The guard period after each rectangular pulse carrying the modulated data symbol is a simple and efficient method to deal with multi-path reception.
The cyclic prefix (CP) simply consists of the last part of the following symbol.
The size of the cyclic prefix field depends on the system and can even vary within one system. Cyclic prefixes are used by all modern OFDM systems and their sizes range from 1/4 to 1/32 of a symbol period. Most receiver structures use the cyclic prefix to make an initial estimation of time and frequency synchronization (pre-FFT synchronization, non-data assisted synchronization).

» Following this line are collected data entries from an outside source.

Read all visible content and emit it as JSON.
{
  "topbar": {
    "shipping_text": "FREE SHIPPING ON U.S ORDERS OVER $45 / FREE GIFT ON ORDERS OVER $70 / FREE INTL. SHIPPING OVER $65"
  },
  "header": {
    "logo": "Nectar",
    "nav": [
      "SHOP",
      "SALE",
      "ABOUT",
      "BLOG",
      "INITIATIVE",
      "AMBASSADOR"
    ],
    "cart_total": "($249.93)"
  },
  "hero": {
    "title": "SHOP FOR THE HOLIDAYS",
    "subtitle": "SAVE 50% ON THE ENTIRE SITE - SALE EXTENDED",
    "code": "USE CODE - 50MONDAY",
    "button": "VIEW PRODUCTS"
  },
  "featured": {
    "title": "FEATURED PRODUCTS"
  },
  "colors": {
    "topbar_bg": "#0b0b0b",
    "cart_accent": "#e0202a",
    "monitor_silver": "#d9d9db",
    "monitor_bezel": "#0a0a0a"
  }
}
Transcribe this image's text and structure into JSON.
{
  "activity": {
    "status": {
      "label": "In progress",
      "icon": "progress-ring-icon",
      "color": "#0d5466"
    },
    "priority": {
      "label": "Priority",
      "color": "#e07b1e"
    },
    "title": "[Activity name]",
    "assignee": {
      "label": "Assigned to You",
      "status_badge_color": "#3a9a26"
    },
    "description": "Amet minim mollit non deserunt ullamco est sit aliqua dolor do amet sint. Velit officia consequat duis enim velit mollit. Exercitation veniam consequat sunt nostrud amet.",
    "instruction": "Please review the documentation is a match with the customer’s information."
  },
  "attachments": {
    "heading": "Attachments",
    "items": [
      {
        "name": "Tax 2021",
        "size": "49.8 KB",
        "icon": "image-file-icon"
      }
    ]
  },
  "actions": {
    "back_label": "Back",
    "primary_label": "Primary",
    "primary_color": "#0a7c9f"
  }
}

A receiver typically uses the high correlation between the cyclic prefix and the last part of the following symbol to locate the start of the symbol and begin then with decoding. In multi-path propagation environments the delayed versions of the signal arrive with a time offset, so that the start of the symbol of the earliest path falls in the cyclic prefixes of the delayed symbols. As the CP is simply a repetition of the end of the symbol this is not an inter-symbol interference and can be easily compensated by the following decoding based on discrete Fourier transform.
Of course cyclic prefixes reduce the number of symbols one can transmit during a time interval. This method to deal with inter-symbol interference from multi-path propagation is theoretically sub-optimal. CDMA with RAKE receiver for instance provides a much better efficiency. On the other hand non-ideal implementations of RAKE receivers also degrade system performance drastically but still require a lot of hardware capacity for the basic implementation.
The rectangular pulse with cyclic prefix requires far less hardware, so the free capacity can be used to implement other performance optimization techniques like MIMO.